L’image de Marine Le Pen s’adoucit mais sans élargir son espace politique
Mis en place en 1983, le baromètre d’image du Rassemblement National, réalisé par Kantar Public avec Le Monde et France Info, offre avec une méthodologie inchangée (interrogation en face-à-face au domicile de l’interviewé) quatre décennies d’évolution de l’adhésion aux idées du parti créé par Jean-Marie Le Pen, de l’image de ses dirigeants, et de son attrait électoral.
Outre le contexte particulier d’une année électorale, le baromètre 2022 prend en compte une circonstance inédite : pour la première fois, un concurrent qui n’est pas issu de ses rangs, Eric Zemmour, vient faire concurrence à Marine Le Pen en apparaissant plus radical que la présidente du RN. Cela semble participer à l’adoucissement de l’image de cette dernière, sans pour autant améliorer son crédit ou le soutien aux idées que les deux candidats ont en partage.
Avant tout la représentante d’une droite patriote attachée aux valeurs traditionnelles
Est-ce l’effet de la comparaison avec Eric Zemmour ? Au début de cette année électorale le regard des Français sur Marine Le Pen semble avoir changé : 40%, soit 9 points de moins qu’en février 2019 voient en elle la représentante d’une « extrême-droite nationaliste et xénophobe », quand 46% la considèrent comme la représentante d’une droite patriote attachée aux valeurs traditionnelles (+7).
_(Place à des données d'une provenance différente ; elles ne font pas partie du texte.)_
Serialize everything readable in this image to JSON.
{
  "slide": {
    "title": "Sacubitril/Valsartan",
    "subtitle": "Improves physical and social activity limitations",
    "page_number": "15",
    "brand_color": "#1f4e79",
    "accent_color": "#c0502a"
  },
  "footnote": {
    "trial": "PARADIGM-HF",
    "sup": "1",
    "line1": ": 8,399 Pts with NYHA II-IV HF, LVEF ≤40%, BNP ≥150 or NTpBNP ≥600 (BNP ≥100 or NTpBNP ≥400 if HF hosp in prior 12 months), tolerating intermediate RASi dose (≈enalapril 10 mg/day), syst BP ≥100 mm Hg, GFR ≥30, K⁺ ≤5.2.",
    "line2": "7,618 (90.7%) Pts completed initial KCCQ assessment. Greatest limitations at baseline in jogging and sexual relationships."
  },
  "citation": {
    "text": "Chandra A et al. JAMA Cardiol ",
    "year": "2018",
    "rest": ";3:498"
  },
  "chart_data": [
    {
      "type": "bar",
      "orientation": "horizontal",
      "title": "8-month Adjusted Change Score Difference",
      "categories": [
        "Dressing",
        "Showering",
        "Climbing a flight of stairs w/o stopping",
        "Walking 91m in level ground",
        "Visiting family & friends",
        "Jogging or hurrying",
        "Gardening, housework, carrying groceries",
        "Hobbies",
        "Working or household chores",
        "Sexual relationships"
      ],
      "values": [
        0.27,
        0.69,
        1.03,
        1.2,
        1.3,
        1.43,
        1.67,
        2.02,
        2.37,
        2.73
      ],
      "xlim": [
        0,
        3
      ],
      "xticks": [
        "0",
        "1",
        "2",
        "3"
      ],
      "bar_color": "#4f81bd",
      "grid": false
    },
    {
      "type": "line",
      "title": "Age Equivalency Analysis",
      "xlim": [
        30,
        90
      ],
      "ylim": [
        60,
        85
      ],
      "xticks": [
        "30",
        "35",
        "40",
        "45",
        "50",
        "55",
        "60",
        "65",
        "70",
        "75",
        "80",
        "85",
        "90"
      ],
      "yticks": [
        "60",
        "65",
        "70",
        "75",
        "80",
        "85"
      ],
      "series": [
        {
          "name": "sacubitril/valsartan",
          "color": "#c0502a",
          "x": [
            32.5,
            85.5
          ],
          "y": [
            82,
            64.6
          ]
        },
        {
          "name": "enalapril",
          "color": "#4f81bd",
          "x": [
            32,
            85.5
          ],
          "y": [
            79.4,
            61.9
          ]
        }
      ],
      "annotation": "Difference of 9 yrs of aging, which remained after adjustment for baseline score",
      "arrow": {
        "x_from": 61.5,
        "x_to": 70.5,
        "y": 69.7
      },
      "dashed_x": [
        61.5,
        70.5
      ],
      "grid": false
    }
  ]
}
Par comparaison, 64% des Français considèrent Eric Zemmour comme le représentant d’une extrême-droite nationaliste et xénophobe.
L’image de Marine Le Pen présente plusieurs évolutions qui vont dans le même sens et semblent récentes au vu des comparaisons avec la précédente vague de notre baromètre, en mai 2021. Elle est perçue comme davantage « sympathique et chaleureuse » (33%, +4 points) ou « honnête et inspirant confiance » (27%, +3).
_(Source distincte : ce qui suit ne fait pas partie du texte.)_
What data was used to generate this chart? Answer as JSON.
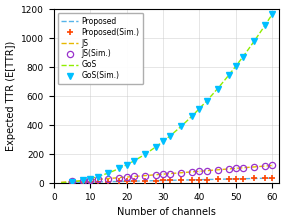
{
  "title": "",
  "xlabel": "Number of channels",
  "ylabel": "Expected TTR (E[TTR])",
  "xlim": [
    0,
    62
  ],
  "ylim": [
    0,
    1200
  ],
  "xticks": [
    0,
    10,
    20,
    30,
    40,
    50,
    60
  ],
  "yticks": [
    0,
    200,
    400,
    600,
    800,
    1000,
    1200
  ],
  "channels": [
    5,
    8,
    10,
    12,
    15,
    18,
    20,
    22,
    25,
    28,
    30,
    32,
    35,
    38,
    40,
    42,
    45,
    48,
    50,
    52,
    55,
    58,
    60
  ],
  "proposed_color": "#56B4E9",
  "proposed_sim_color": "#FF4500",
  "js_color": "#E6B800",
  "js_sim_color": "#9932CC",
  "gos_color": "#90EE00",
  "gos_sim_color": "#00BFFF",
  "figsize": [
    2.85,
    2.23
  ],
  "dpi": 100
}
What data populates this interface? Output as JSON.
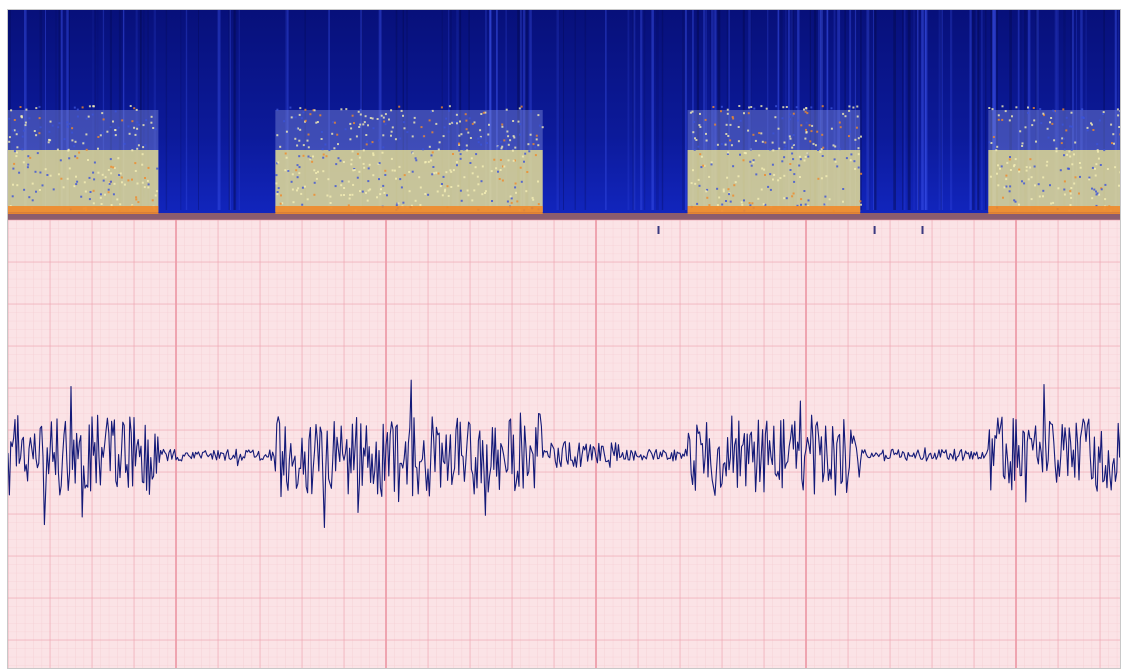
{
  "spectrogram": {
    "colors": {
      "background": "#0a1486",
      "deep": "#050a55",
      "mid": "#2a3fe0",
      "energy_high": "#e8e096",
      "energy_peak": "#f08a2a"
    },
    "bursts": [
      {
        "start": 0.0,
        "end": 0.135,
        "intensity": 0.85
      },
      {
        "start": 0.24,
        "end": 0.48,
        "intensity": 0.9
      },
      {
        "start": 0.61,
        "end": 0.765,
        "intensity": 0.85
      },
      {
        "start": 0.88,
        "end": 1.0,
        "intensity": 0.8
      }
    ]
  },
  "trace": {
    "colors": {
      "paper": "#fbe3e6",
      "grid_minor": "#f4c7cd",
      "grid_major": "#ee9fab",
      "line": "#141a78"
    },
    "markers": [
      0.583,
      0.777,
      0.82
    ]
  }
}
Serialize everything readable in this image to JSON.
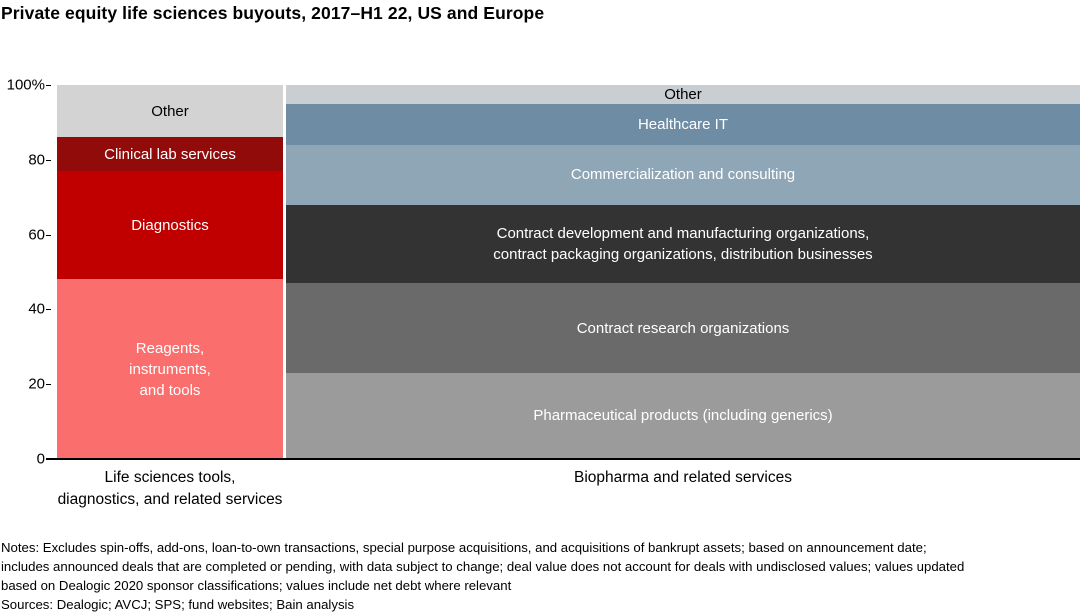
{
  "title": "Private equity life sciences buyouts, 2017–H1 22, US and Europe",
  "chart_data": {
    "type": "bar",
    "subtype": "100% stacked column",
    "title": "Private equity life sciences buyouts, 2017–H1 22, US and Europe",
    "unit": "%",
    "ylim": [
      0,
      100
    ],
    "grid": false,
    "legend": "none (labels inside segments)",
    "y_ticks": [
      "100%",
      "80",
      "60",
      "40",
      "20",
      "0"
    ],
    "bars": [
      {
        "category": "Life sciences tools,\ndiagnostics, and related services",
        "segments": [
          {
            "label": "Reagents,\ninstruments,\nand tools",
            "value": 48,
            "color": "#fb6e6e",
            "text_color": "#ffffff"
          },
          {
            "label": "Diagnostics",
            "value": 29,
            "color": "#c00000",
            "text_color": "#ffffff"
          },
          {
            "label": "Clinical lab services",
            "value": 9,
            "color": "#910b0b",
            "text_color": "#ffffff"
          },
          {
            "label": "Other",
            "value": 14,
            "color": "#d3d3d3",
            "text_color": "#000000"
          }
        ]
      },
      {
        "category": "Biopharma and related services",
        "segments": [
          {
            "label": "Pharmaceutical products (including generics)",
            "value": 23,
            "color": "#9b9b9b",
            "text_color": "#ffffff"
          },
          {
            "label": "Contract research organizations",
            "value": 24,
            "color": "#6a6a6a",
            "text_color": "#ffffff"
          },
          {
            "label": "Contract development and manufacturing organizations,\ncontract packaging organizations, distribution businesses",
            "value": 21,
            "color": "#333333",
            "text_color": "#ffffff"
          },
          {
            "label": "Commercialization and consulting",
            "value": 16,
            "color": "#8fa6b6",
            "text_color": "#ffffff"
          },
          {
            "label": "Healthcare IT",
            "value": 11,
            "color": "#6e8ca4",
            "text_color": "#ffffff"
          },
          {
            "label": "Other",
            "value": 5,
            "color": "#c9ced3",
            "text_color": "#000000"
          }
        ]
      }
    ]
  },
  "notes": {
    "lines": [
      "Notes: Excludes spin-offs, add-ons, loan-to-own transactions, special purpose acquisitions, and acquisitions of bankrupt assets; based on announcement date;",
      "includes announced deals that are completed or pending, with data subject to change; deal value does not account for deals with undisclosed values; values updated",
      "based on Dealogic 2020 sponsor classifications; values include net debt where relevant",
      "Sources: Dealogic; AVCJ; SPS; fund websites; Bain analysis"
    ]
  }
}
Le RN moins perçu comme un danger
Si l’image de Marine Le Pen s’est adoucie, elle ne s’est pas pour autant banalisée : 50% estiment que la Présidente du RN représente « un danger pour la démocratie », nettement plus que d’autres personnalités clivantes et attaquées sur cet aspect, comme E. Macron (31% le considèrent comme un danger) ou Jean-Luc Mélenchon (29%). Mais là encore, la comparaison avec Eric Zemmour est à l’avantage de Marine Le Pen, puisque 62% des personnes interrogées estiment que le polémiste est un danger pour la démocratie. En outre, la comparaison dans le temps de l’image du Rassemblement National sur cette même question confirme l’atténuation de l’inquiétude qu’il suscite : 48% pensent qu’il représente un danger pour la démocratie. C’est 10 points de moins qu’il y a 5 ans, et 25 points de moins qu’au début des années 90.
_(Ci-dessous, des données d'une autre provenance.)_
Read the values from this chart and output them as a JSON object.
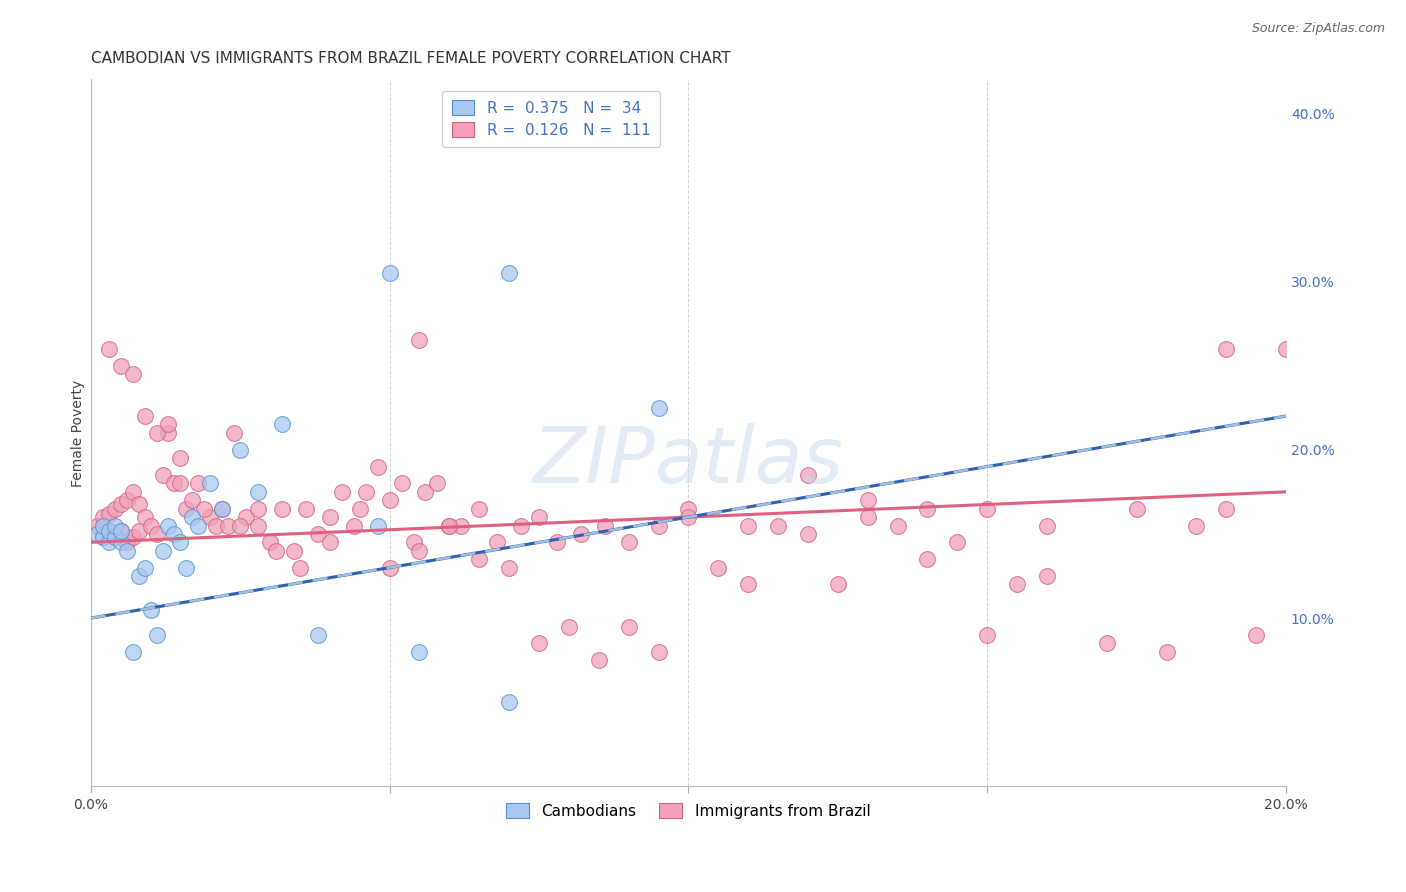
{
  "title": "CAMBODIAN VS IMMIGRANTS FROM BRAZIL FEMALE POVERTY CORRELATION CHART",
  "source": "Source: ZipAtlas.com",
  "ylabel": "Female Poverty",
  "xlim": [
    0.0,
    0.2
  ],
  "ylim": [
    0.0,
    0.42
  ],
  "yticks": [
    0.1,
    0.2,
    0.3,
    0.4
  ],
  "ytick_labels": [
    "10.0%",
    "20.0%",
    "30.0%",
    "40.0%"
  ],
  "xticks": [
    0.0,
    0.05,
    0.1,
    0.15,
    0.2
  ],
  "xtick_labels": [
    "0.0%",
    "",
    "",
    "",
    "20.0%"
  ],
  "right_axis_color": "#4472C4",
  "cambodian_face_color": "#a8c8f0",
  "cambodian_edge_color": "#5090d0",
  "brazil_face_color": "#f0a0b8",
  "brazil_edge_color": "#d06080",
  "cambodian_solid_line_color": "#3060b0",
  "cambodian_dashed_line_color": "#a0c0e0",
  "brazil_line_color": "#e06080",
  "legend_R1": "0.375",
  "legend_N1": "34",
  "legend_R2": "0.126",
  "legend_N2": "111",
  "legend_value_color": "#4472C4",
  "background_color": "#ffffff",
  "grid_color": "#cccccc",
  "watermark_text": "ZIPatlas",
  "watermark_color": "#c8d8f0",
  "title_fontsize": 11,
  "label_fontsize": 10,
  "tick_fontsize": 10,
  "legend_fontsize": 11,
  "cambodian_x": [
    0.001,
    0.002,
    0.002,
    0.003,
    0.003,
    0.004,
    0.004,
    0.005,
    0.005,
    0.006,
    0.007,
    0.008,
    0.009,
    0.01,
    0.011,
    0.012,
    0.013,
    0.014,
    0.015,
    0.016,
    0.017,
    0.018,
    0.02,
    0.022,
    0.025,
    0.028,
    0.032,
    0.038,
    0.048,
    0.05,
    0.055,
    0.07,
    0.07,
    0.095
  ],
  "cambodian_y": [
    0.15,
    0.148,
    0.155,
    0.145,
    0.152,
    0.148,
    0.155,
    0.145,
    0.152,
    0.14,
    0.08,
    0.125,
    0.13,
    0.105,
    0.09,
    0.14,
    0.155,
    0.15,
    0.145,
    0.13,
    0.16,
    0.155,
    0.18,
    0.165,
    0.2,
    0.175,
    0.215,
    0.09,
    0.155,
    0.305,
    0.08,
    0.05,
    0.305,
    0.225
  ],
  "brazil_x": [
    0.001,
    0.002,
    0.002,
    0.003,
    0.003,
    0.004,
    0.004,
    0.005,
    0.005,
    0.006,
    0.006,
    0.007,
    0.007,
    0.008,
    0.008,
    0.009,
    0.01,
    0.011,
    0.012,
    0.013,
    0.014,
    0.015,
    0.016,
    0.018,
    0.02,
    0.022,
    0.024,
    0.026,
    0.028,
    0.03,
    0.032,
    0.034,
    0.036,
    0.038,
    0.04,
    0.042,
    0.044,
    0.046,
    0.048,
    0.05,
    0.052,
    0.054,
    0.056,
    0.058,
    0.06,
    0.062,
    0.065,
    0.068,
    0.072,
    0.075,
    0.078,
    0.082,
    0.086,
    0.09,
    0.095,
    0.1,
    0.105,
    0.11,
    0.115,
    0.12,
    0.125,
    0.13,
    0.135,
    0.14,
    0.145,
    0.15,
    0.155,
    0.16,
    0.17,
    0.18,
    0.19,
    0.2,
    0.003,
    0.005,
    0.007,
    0.009,
    0.011,
    0.013,
    0.015,
    0.017,
    0.019,
    0.021,
    0.023,
    0.025,
    0.028,
    0.031,
    0.035,
    0.04,
    0.045,
    0.05,
    0.055,
    0.06,
    0.065,
    0.07,
    0.075,
    0.08,
    0.085,
    0.09,
    0.095,
    0.1,
    0.11,
    0.12,
    0.13,
    0.14,
    0.15,
    0.16,
    0.175,
    0.185,
    0.19,
    0.195,
    0.055
  ],
  "brazil_y": [
    0.155,
    0.16,
    0.148,
    0.162,
    0.152,
    0.165,
    0.148,
    0.168,
    0.152,
    0.17,
    0.145,
    0.175,
    0.148,
    0.168,
    0.152,
    0.16,
    0.155,
    0.15,
    0.185,
    0.21,
    0.18,
    0.195,
    0.165,
    0.18,
    0.16,
    0.165,
    0.21,
    0.16,
    0.165,
    0.145,
    0.165,
    0.14,
    0.165,
    0.15,
    0.16,
    0.175,
    0.155,
    0.175,
    0.19,
    0.17,
    0.18,
    0.145,
    0.175,
    0.18,
    0.155,
    0.155,
    0.135,
    0.145,
    0.155,
    0.16,
    0.145,
    0.15,
    0.155,
    0.145,
    0.155,
    0.165,
    0.13,
    0.12,
    0.155,
    0.15,
    0.12,
    0.16,
    0.155,
    0.135,
    0.145,
    0.09,
    0.12,
    0.125,
    0.085,
    0.08,
    0.165,
    0.26,
    0.26,
    0.25,
    0.245,
    0.22,
    0.21,
    0.215,
    0.18,
    0.17,
    0.165,
    0.155,
    0.155,
    0.155,
    0.155,
    0.14,
    0.13,
    0.145,
    0.165,
    0.13,
    0.14,
    0.155,
    0.165,
    0.13,
    0.085,
    0.095,
    0.075,
    0.095,
    0.08,
    0.16,
    0.155,
    0.185,
    0.17,
    0.165,
    0.165,
    0.155,
    0.165,
    0.155,
    0.26,
    0.09,
    0.265
  ]
}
Un attrait électoral et une crédibilité pour gouverner qui restent limités
Pour autant, cette évolution du regard porté sur le Rassemblement National n’impacte pas sa capacité à séduire et à convaincre : la part des Français qui se disent en accord avec les idées du Rassemblement National est stable (29%) par rapport à l’an dernier et reste en-deçà du niveau de 2017 (33%). La part de ceux qui envisagent de voter pour lui à l’avenir recule également, de 27% en 2021 à 23% en 2022. Le RN reste modérément perçu comme un parti ayant la capacité de participer à un gouvernement (34%, +1 point).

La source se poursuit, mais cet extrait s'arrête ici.